Question

An industrial vat contains 650 grams of solid lead(II) chloride formed from a reaction of 870 grams of lead(II) nitrate with excess hydrochloric acid. This is the equation of the reaction: 2HCl + Pb(NO3)2 → 2HNO3 + PbCl2. What is the percent yield of lead(II) chloride?
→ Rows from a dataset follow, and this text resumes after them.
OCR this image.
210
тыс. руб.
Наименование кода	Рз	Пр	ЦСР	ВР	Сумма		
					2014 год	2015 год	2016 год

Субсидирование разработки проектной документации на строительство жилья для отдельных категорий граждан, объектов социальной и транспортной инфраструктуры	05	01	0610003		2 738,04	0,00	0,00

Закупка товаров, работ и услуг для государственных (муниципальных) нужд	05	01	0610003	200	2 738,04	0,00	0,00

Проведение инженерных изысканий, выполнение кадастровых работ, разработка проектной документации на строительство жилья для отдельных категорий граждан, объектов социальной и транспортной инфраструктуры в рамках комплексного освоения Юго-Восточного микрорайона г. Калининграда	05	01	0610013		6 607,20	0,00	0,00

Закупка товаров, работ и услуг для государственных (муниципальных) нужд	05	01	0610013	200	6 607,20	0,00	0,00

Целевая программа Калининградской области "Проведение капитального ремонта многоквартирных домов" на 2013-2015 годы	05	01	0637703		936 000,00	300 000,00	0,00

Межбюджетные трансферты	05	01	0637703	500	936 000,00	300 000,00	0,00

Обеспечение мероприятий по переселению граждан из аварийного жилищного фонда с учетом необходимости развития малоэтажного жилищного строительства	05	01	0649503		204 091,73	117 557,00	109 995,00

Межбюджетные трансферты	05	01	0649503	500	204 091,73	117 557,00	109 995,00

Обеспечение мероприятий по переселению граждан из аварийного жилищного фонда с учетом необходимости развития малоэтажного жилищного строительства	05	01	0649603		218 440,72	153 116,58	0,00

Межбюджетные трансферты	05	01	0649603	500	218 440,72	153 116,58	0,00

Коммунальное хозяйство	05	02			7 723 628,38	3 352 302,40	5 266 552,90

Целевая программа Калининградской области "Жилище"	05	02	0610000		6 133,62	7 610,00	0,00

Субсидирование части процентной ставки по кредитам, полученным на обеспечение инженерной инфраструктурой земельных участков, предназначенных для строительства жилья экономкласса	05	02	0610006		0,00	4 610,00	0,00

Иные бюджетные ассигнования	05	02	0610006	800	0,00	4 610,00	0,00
The percent yield of lead chloride is %

Answer 1

Answer:

             88.98 %

Solution:

The Balance Chemical Equation is as follow,

                                   2 HCl + Pb(NO₃)₂     →    2 HNO₃ + PbCl₂

According to equation,

           331.2 g (1 mole) Pb(NO₃)₂ produces  =  278.1 g (1 mole) PbCl₂

So,

                  870 g of Pb(NO₃)₂ will produce  =  X g of PbCl₂

Solving for X,

                      X  =  (870 g × 278.1 g) ÷ 331.2 g

                      X  =  730.5 g of PbCl₂

Therefore,

                Theoretical Yield =  730.5 g

Also as given,

                 Actual Yield =  650 g

So using following formula for percentage yield,

                         %age Yield  =  (Actual Yield / Theoretical Yield) × 100

Putting values,

                         %age Yield  =  (650 g / 730.5 g) × 100

                         %age Yield  =  88.98 %

Answer 2

Answer:

89%

Explanation:

Round it up